With several hit shows under its belt, Yorkshire is firmly on the map. Outperforming every other part of the UK between 2009 and 2015, Yorkshire has become the hottest UK destination for filming and production. However, this boom isn’t a passing fad as even more growth is forecast within the Yorkshire creative economy.
Creating Investment Opportunities
Figures from Screen Yorkshire have shown the strength of Yorkshire’s entertainment industry and its potential. Within a six-year period, Yorkshire notched up an annual turnover of £424 million for creative endeavours, an increase of 242% against a national average of just 120%.
The success of shows such as Gentleman Jack and Last Tango in Halifax has been outstanding, making investments in production companies locally a far more attractive proposition.
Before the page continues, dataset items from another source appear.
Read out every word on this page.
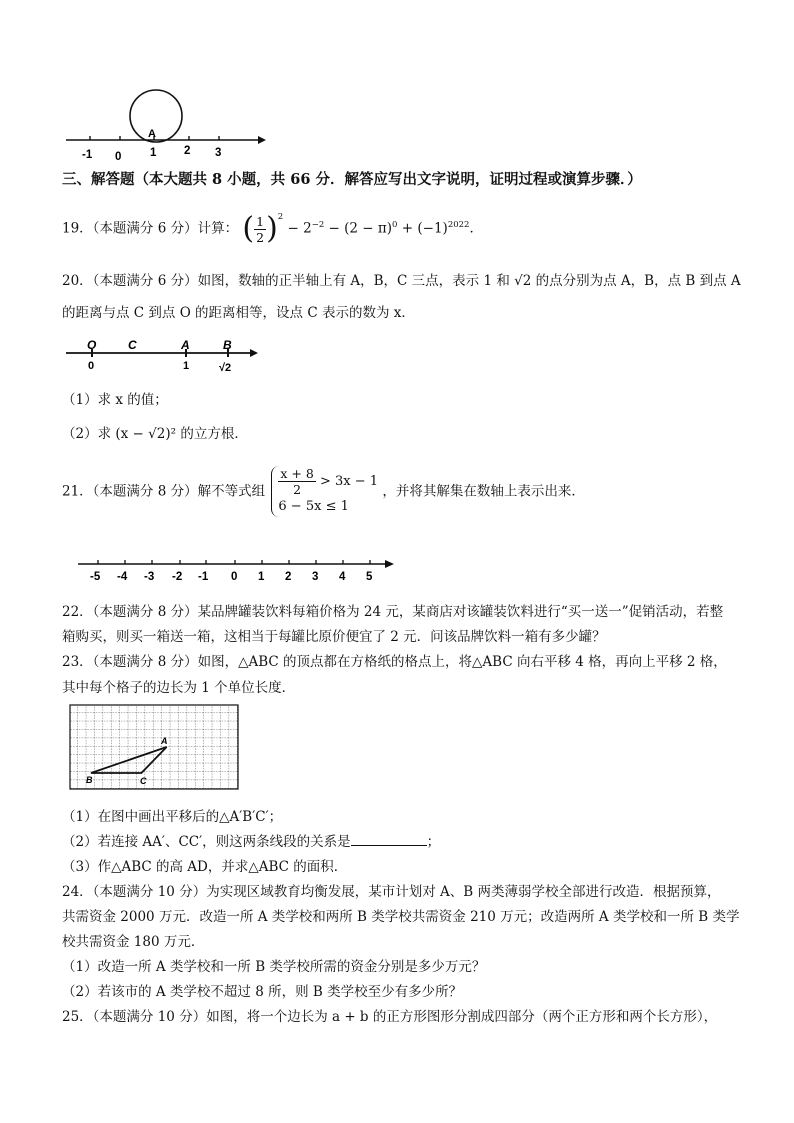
A
-1 0 1 2 3
三、解答题（本大题共 8 小题，共 66 分．解答应写出文字说明，证明过程或演算步骤．）
19．（本题满分 6 分）计算： ( $\frac{1}{2} )^2 - 2^{-2} - (2 - \pi)^0 + (-1)^{2022}$．
20．（本题满分 6 分）如图，数轴的正半轴上有 A，B，C 三点，表示 1 和 √2 的点分别为点 A，B，点 B 到点 A
的距离与点 C 到点 O 的距离相等，设点 C 表示的数为 x．
O	C	A	B
0	1	√2
（1）求 x 的值；
（2）求 (x − √2)² 的立方根．
21．（本题满分 8 分）解不等式组 $\frac{x + 8}{2} > 3x - 1$
6 − 5x ≤ 1
，并将其解集在数轴上表示出来．
-5 -4 -3 -2 -1 0 1 2 3 4 5
22．（本题满分 8 分）某品牌罐装饮料每箱价格为 24 元，某商店对该罐装饮料进行“买一送一”促销活动，若整
箱购买，则买一箱送一箱，这相当于每罐比原价便宜了 2 元．问该品牌饮料一箱有多少罐？
23．（本题满分 8 分）如图，△ABC 的顶点都在方格纸的格点上，将△ABC 向右平移 4 格，再向上平移 2 格，
其中每个格子的边长为 1 个单位长度．
A
B	C
（1）在图中画出平移后的△A′B′C′；
（2）若连接 AA′、CC′，则这两条线段的关系是	；
（3）作△ABC 的高 AD，并求△ABC 的面积．
24．（本题满分 10 分）为实现区域教育均衡发展，某市计划对 A、B 两类薄弱学校全部进行改造．根据预算，
共需资金 2000 万元．改造一所 A 类学校和两所 B 类学校共需资金 210 万元；改造两所 A 类学校和一所 B 类学
校共需资金 180 万元．
（1）改造一所 A 类学校和一所 B 类学校所需的资金分别是多少万元？
（2）若该市的 A 类学校不超过 8 所，则 B 类学校至少有多少所？
25．（本题满分 10 分）如图，将一个边长为 a + b 的正方形图形分割成四部分（两个正方形和两个长方形），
Screen Yorkshire has successfully invested in some of the best independent productions, with top-grossing shows such as Testament of Youth and Swallows & Amazons.
The chief executive of Screen Yorkshire described the success of Yorkshire as “highly significant” especially when viewed against a backdrop of low investment compared to other regions.
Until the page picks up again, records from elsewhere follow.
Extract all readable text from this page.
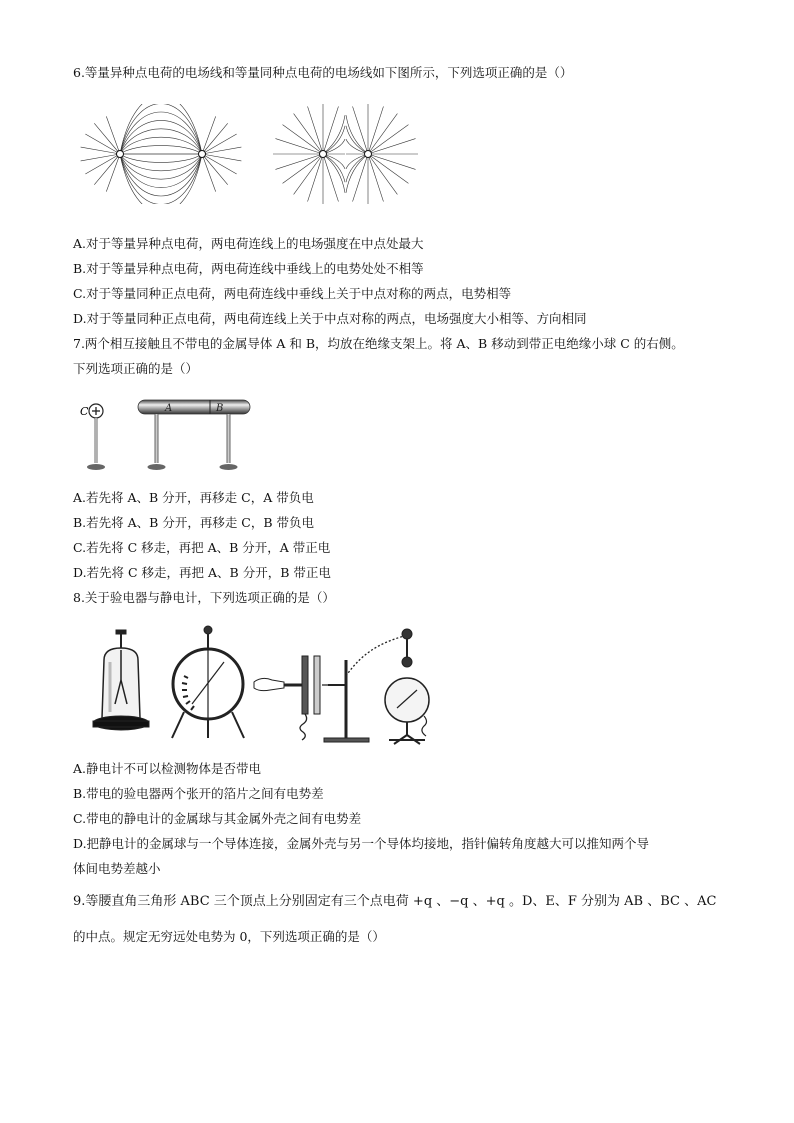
6.等量异种点电荷的电场线和等量同种点电荷的电场线如下图所示，下列选项正确的是（）
A.对于等量异种点电荷，两电荷连线上的电场强度在中点处最大
B.对于等量异种点电荷，两电荷连线中垂线上的电势处处不相等
C.对于等量同种正点电荷，两电荷连线中垂线上关于中点对称的两点，电势相等
D.对于等量同种正点电荷，两电荷连线上关于中点对称的两点，电场强度大小相等、方向相同
7.两个相互接触且不带电的金属导体 A 和 B，均放在绝缘支架上。将 A、B 移动到带正电绝缘小球 C 的右侧。
下列选项正确的是（）
C	A	B
A.若先将 A、B 分开，再移走 C，A 带负电
B.若先将 A、B 分开，再移走 C，B 带负电
C.若先将 C 移走，再把 A、B 分开，A 带正电
D.若先将 C 移走，再把 A、B 分开，B 带正电
8.关于验电器与静电计，下列选项正确的是（）
A.静电计不可以检测物体是否带电
B.带电的验电器两个张开的箔片之间有电势差
C.带电的静电计的金属球与其金属外壳之间有电势差
D.把静电计的金属球与一个导体连接，金属外壳与另一个导体均接地，指针偏转角度越大可以推知两个导
体间电势差越小
9.等腰直角三角形 ABC 三个顶点上分别固定有三个点电荷 +q 、−q 、+q 。D、E、F 分别为 AB 、BC 、AC
的中点。规定无穷远处电势为 0，下列选项正确的是（）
The head of Welcome echoed this view to Yorkshire, Sir Gary Verity, who has seen tourism receive a boost from the region’s strong presence onscreen. Shows like Downton Abbey included on-location filming in Yorkshire, generating new interest from fans to visit in real life.
Although UK audiences have long been acquainted with Yorkshire’s beauty, it’s now reaching a global market.
Since a Yorkshire film, How to Talk to Girls at Parties, appeared at the Cannes Film Festival, there has been even greater interest in Yorkshire and Humber. Sir Gary Verity believes that Yorkshire’s unique and diverse landscape encompasses coastal, urban and rural locations and provides the perfect backdrop for filming.
Rozina Breen, the chief of BBC North has confirmed the broadcaster is making conscious efforts to move investment to other parts of the UK, and away from the capital. She revealed that by 2027 the BBC is aiming to only retain a third of production in London, with two-thirds spread around the UK. Yorkshire is set to play a significant part in this new distribution, already in a prime position because of the recent screen successes they’ve secured.
Data from 2019 shows that 27 top-level productions and 14 films were shot and produced in Yorkshire, a total of 1500 days of work. This generation of employment opportunities for local workers is another reason why the interest in entertainment is so vigorously encouraged.
Screen Yorkshire said that filming in Yorkshire brings in “substantial” investment, making it a valuable activity for local workers. With each production generating hundreds of new jobs and powering up the local economy, it’s hard to argue with the benefits of bringing more filming to Yorkshire.